There’s Joseph, Mary, the baby Jesus as well as shepherds and the three wise men. However, when you take a closer look, this version of the story of Christ’s birth is much more special for the actors and everyone involved.
“It is the best kept secret, ever,” said George Wharry, who beamed with pride as he watched his 26-year-old daughter, Sally, play the role of Mary in this year’s pageant. “There’s not a lot of places for special-needs adults, and this is the ultimate stage for them.”
Sally lives with autism; all the main actors have intellectual disabilities. They are members of L’Arche Edmonton, one of 131 communities worldwide in which people with and without developmental disabilities live, work and share their lives together.
L’Arche was founded in France by the Catholic theologian and humanitarian Jean Vanier, in 1964.
Eight years later the Edmonton chapter, only the second in Canada, was established. L’Arche Edmonton has been providing a home and programs to adults with developmental disabilities in the capital city and in Sherwood Park since 1972. The L’Arche Edmonton community has about 65 members.
As the house lights dimmed at St. Thomas d’Aquin Parish on the night of Dec. 10, all eyes were on the sanctuary. Actors portrayed angels with sparkly halos and fluffy wings. They encircled Wharry, who wore a pink veil in her role as Mary. Right beside her was Bob Sutter, a 69-year-old man wearing his favourite red baseball cap and bringing his own personal style to the role of Joseph.
L’Arche assistants, who had helped put together the costumes donated by community members, narrated the familiar story from the Gospel of Luke. And a choir of 10 at stage right, accompanied by guitars and a piano, accompanied the actors with more than a dozen Christmas carols.
As with any pageant staged by volunteers, anything can happen – especially when you have an actual baby portraying the newborn Jesus. Wharry reflected on her own performance this year: “The baby was starting to cry. She’s sleepy. It’s almost her bedtime.”
Nevertheless, the pageant was a hit.
“I felt very proud — and nervous — because she’s holding the brand new little one,” added Sally’s mother, Wendy. “She did a great job.”
Staging the annual Christmas pageant is an “amazing story of vulnerability,” said Sister Pat Desnoyers, community leader and executive director of L’Arche Association of Edmonton.
“There is a tradition throughout all the L’Arche communities of really showing the story of vulnerability of Jesus being born, with people who are vulnerable.”
Seventy members of the extended L’Arche Edmonton community took six weeks to prepare for the pageant. It has been staged every year since the community began, but it’s only been open to the public for the last 12 years. Admission is free, with attendees asked to bring a donation to the Edmonton Food Bank.
Carmel Hunt, who lived in the L’Arche community for several years as a live-in assistant, provided technical assistance for this year’s pageant – which is a highlight for her each year.
“I love the spirit of it — that it speaks to the values of L’Arche, and letting people’s light shine through,” she said. “It’s a good opportunity to be together.”
The acting roles are open to all L’Arche members.

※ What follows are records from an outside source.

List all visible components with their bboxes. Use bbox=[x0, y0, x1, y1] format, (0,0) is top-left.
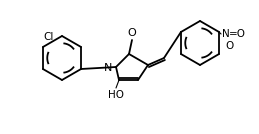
Text: Cl: Cl bbox=[44, 32, 54, 42]
Text: O: O bbox=[225, 41, 233, 51]
Text: HO: HO bbox=[108, 90, 124, 100]
Text: =O: =O bbox=[228, 29, 246, 39]
Text: N: N bbox=[222, 29, 230, 39]
Text: N: N bbox=[104, 63, 112, 73]
Text: O: O bbox=[128, 28, 136, 38]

Ensuring the right support for the actors— not too much and not too little — is the biggest challenge, said Desnoyers. And the production is often unpredictable. One year, the actor portraying Mary walked off the stage when she saw the live baby.
This year’s Jesus was two-month-old Nayell Osana, whose parents are friends with a L’Arche community member from St. Andrew’s Parish in Edmonton. Sally Wharry said co-starring with baby Nayell was the most difficult — and the most rewarding — part of the night
Having a real baby portray Jesus is a reflection of the L’Arche mission to reveal the gifts of people with developmental disabilities and to engage diverse cultures to build a better society.

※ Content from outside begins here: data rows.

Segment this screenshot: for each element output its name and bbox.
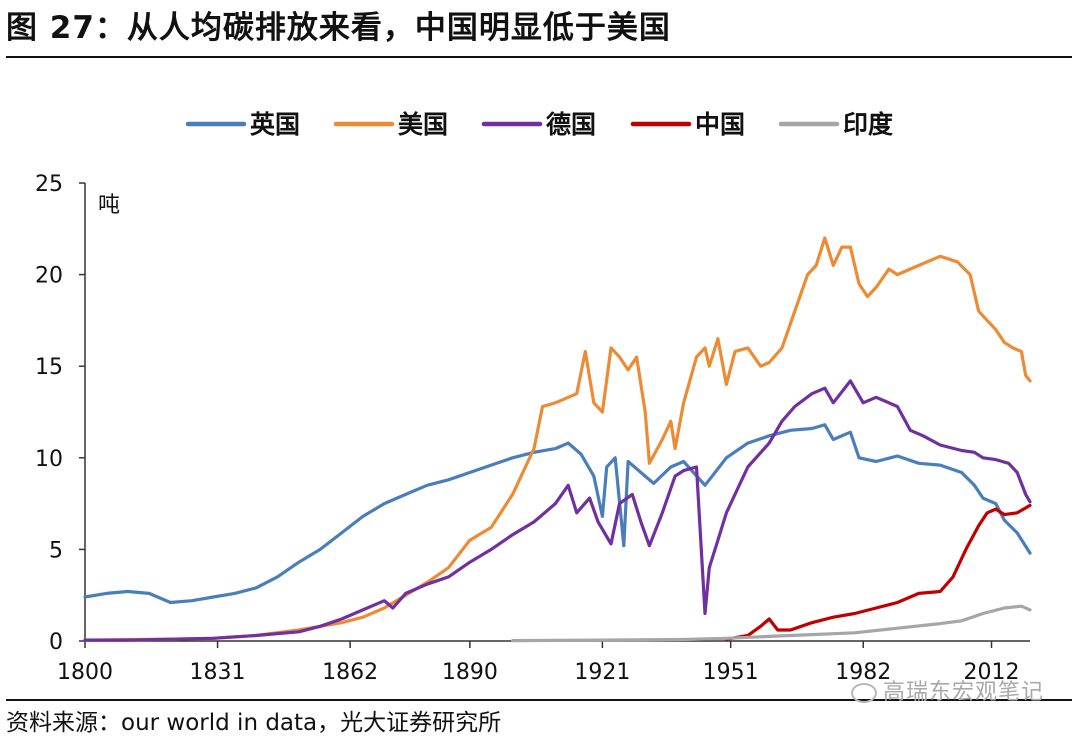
- legend-label-4: 中国: [695, 110, 745, 139]
- legend-label-3: 德国: [546, 110, 596, 139]
- y-tick-label: 5: [49, 538, 63, 563]
- chart-legend: 英国 美国 德国 中国 印度: [185, 110, 893, 139]
- x-tick-label: 1862: [322, 660, 378, 685]
- y-tick-label: 25: [35, 172, 63, 197]
- legend-label-5: 印度: [843, 110, 893, 139]
- y-tick-label: 0: [49, 630, 63, 655]
- x-tick-label: 1921: [574, 660, 630, 685]
- x-tick-label: 1831: [190, 660, 246, 685]
- watermark: 高瑞东宏观笔记: [850, 674, 1044, 706]
- x-tick-label: 1800: [57, 660, 113, 685]
- x-tick-label: 1890: [442, 660, 498, 685]
- series-line-2: [83, 236, 1032, 642]
- series-line-5: [511, 604, 1032, 643]
- y-tick-label: 20: [35, 264, 63, 289]
- source-rule: [6, 699, 1072, 701]
- legend-label-1: 英国: [250, 110, 300, 139]
- watermark-text: 高瑞东宏观笔记: [882, 680, 1044, 705]
- figure-title: 图 27：从人均碳排放来看，中国明显低于美国: [6, 10, 671, 46]
- series-line-1: [83, 423, 1032, 605]
- chart-series: [83, 236, 1032, 643]
- x-tick-label: 2012: [964, 660, 1020, 685]
- title-rule: [6, 56, 1072, 58]
- x-tick-label: 1982: [835, 660, 891, 685]
- wechat-icon: [850, 683, 877, 703]
- series-line-4: [724, 503, 1032, 641]
- y-tick-label: 15: [35, 355, 63, 380]
- y-tick-label: 10: [35, 447, 63, 472]
- x-tick-label: 1951: [703, 660, 759, 685]
- chart-axes: 0 5 10 15 20 25 1800 1831 1862 1890 1921 1951 1982 20…: [35, 172, 1030, 685]
- series-line-3: [83, 379, 1032, 642]
- legend-label-2: 美国: [398, 110, 448, 139]
- source-note: 资料来源：our world in data，光大证券研究所: [6, 710, 502, 736]
- y-axis-unit-label: 吨: [98, 193, 120, 218]
- line-chart: 英国 美国 德国 中国 印度 0 5 10 15 20 25 1800 1831 1862 1890 192…: [35, 110, 1032, 685]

“I think the atmosphere at the pageant describes it well,” said Kathleen Ladouceur, who attended the pageant with her two-year-old son, Raphaël. “Everyone is welcome, of all ages, all talents, skill levels and all languages. And that’s what I love about the L’Arche community: it is radically inclusive.”
The Christmas pageant drew an audience of 140 this year, but it has been as high as 200 in the past. And it’s as much an opportunity to provide entertainment as it is a chance to teach people about L’Arche.
“People are drawn to learn about L’Arche, to see the people that are in the play,” said Gary Vincent, who lived in Edmonton’s L’Arche community for five years in the 1970s and ΄80s
“I think we just have to promote L’Arche a little bit more,” added George Wharry. “The community where they live is amazing. People don’t know about it.”
Katherine Topolniski said this year’s pageant was “really touching, and beautiful. I think it’s really meaningful to bring visibility and engage all people of diverse backgrounds.”
For Topolniski, the L’Arche pageant reflected the true meaning of Christmas.
“I think it’s about generosity of spirit, and the acceptance of everyone. That everyone deserves to be part of something, belonging. It’s a wonderful way to kick off the Christmas season. It just gets me in the Christmas spirit.”